A madrasta e a avó paterna de Douglas Kratos, de 11 anos, encontrado morto dentro de casa na noite de segunda-feira, 11 de maio, no Itaim Paulista, zona leste de São Paulo, tiveram a prisão preventiva decretada pela Polícia Civil na noite de quarta-feira, 13. A madrasta, de 43 anos, e a avó, de 81, foram localizadas na residência de familiares em Santo André, no ABC Paulista, e levadas ao 50º Distrito Policial, no Itaim Paulista.
Duas são investigadas por suposto envolvimento na omissão e acobertamento de maus-tratos e tortura contra a criança. O pai do menino, o motorista de aplicativo Chris Douglas, de 52 anos, já havia sido preso na segunda-feira sob suspeita de tortura e de ser responsável pela morte do filho. O corpo do garoto apresentava diversos hematomas. Segundo a polícia, o homem teria admitido em depoimento que mantinha o menino acorrentado ao pé da cama para evitar que ele saísse de casa. A defesa dele não foi localizada pela reportagem.
De acordo com o boletim de ocorrência, equipes do Samu foram acionadas para atender a criança após familiares relatarem que ela havia passado mal. Uma médica esteve no imóvel, localizado no bairro Cidade Kemel, e encontrou o menino caído ao lado da cama já sem vida.

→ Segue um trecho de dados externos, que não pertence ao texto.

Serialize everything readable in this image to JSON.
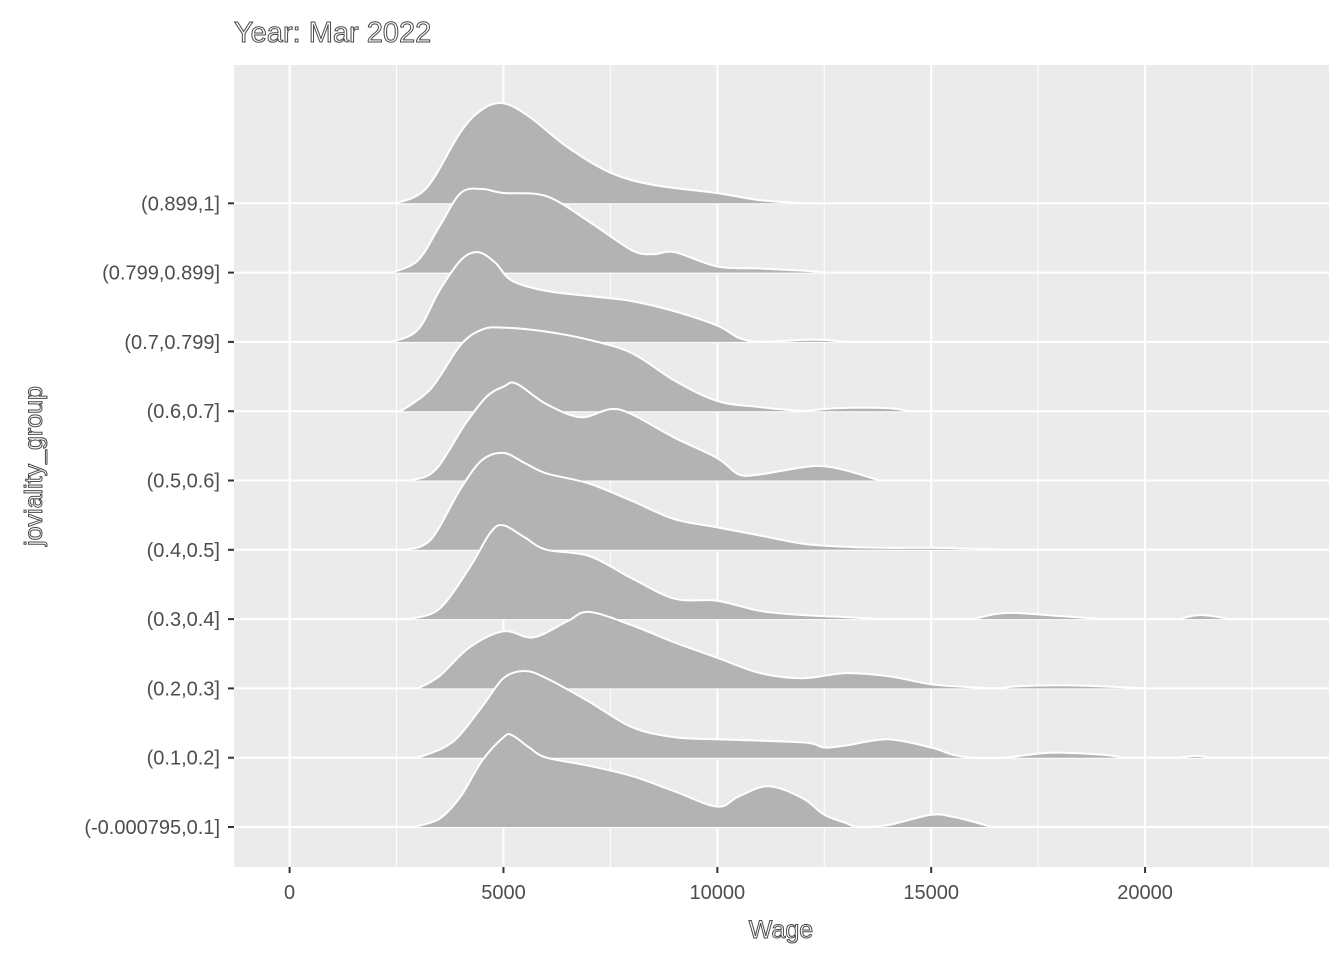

Ainda conforme o registro policial, a médica percebeu sinais claros de violência, como hematomas nos braços, mãos e pernas, marcas roxas nas extremidades do corpo e presença de espuma na boca. Naquele momento, porém, não foi possível determinar a causa da morte.
Em depoimento à Polícia Militar, o pai confirmou que deixava o filho preso por correntes, mas negou ter cometido agressões físicas ou tortura. Na residência também estavam a avó paterna e a madrasta da criança. Ambas admitiram que o menino era mantido preso ao móvel, mas disseram desconhecer qualquer tipo de agressão.
A madrasta relatou que o garoto era acorrentado tanto pelo pai quanto pela avó e afirmou que ele apresentava ferimentos nas pernas provocados pelas correntes. Segundo ela, no dia da morte, a criança estava sem reação e bastante debilitada.
A Polícia Civil informou ainda que a casa possuía câmeras de monitoramento. Durante a investigação, foram apreendidos celulares, computadores, tablets e outros equipamentos eletrônicos, além da corrente usada para prender a vítima.
Para os investigadores, os indícios encontrados apontam para um cenário de tortura qualificada com resultado morte, considerando que a criança vivia em ambiente doméstico sob sinais evidentes de maus-tratos, privação de liberdade e sofrimento físico e psicológico contínuo.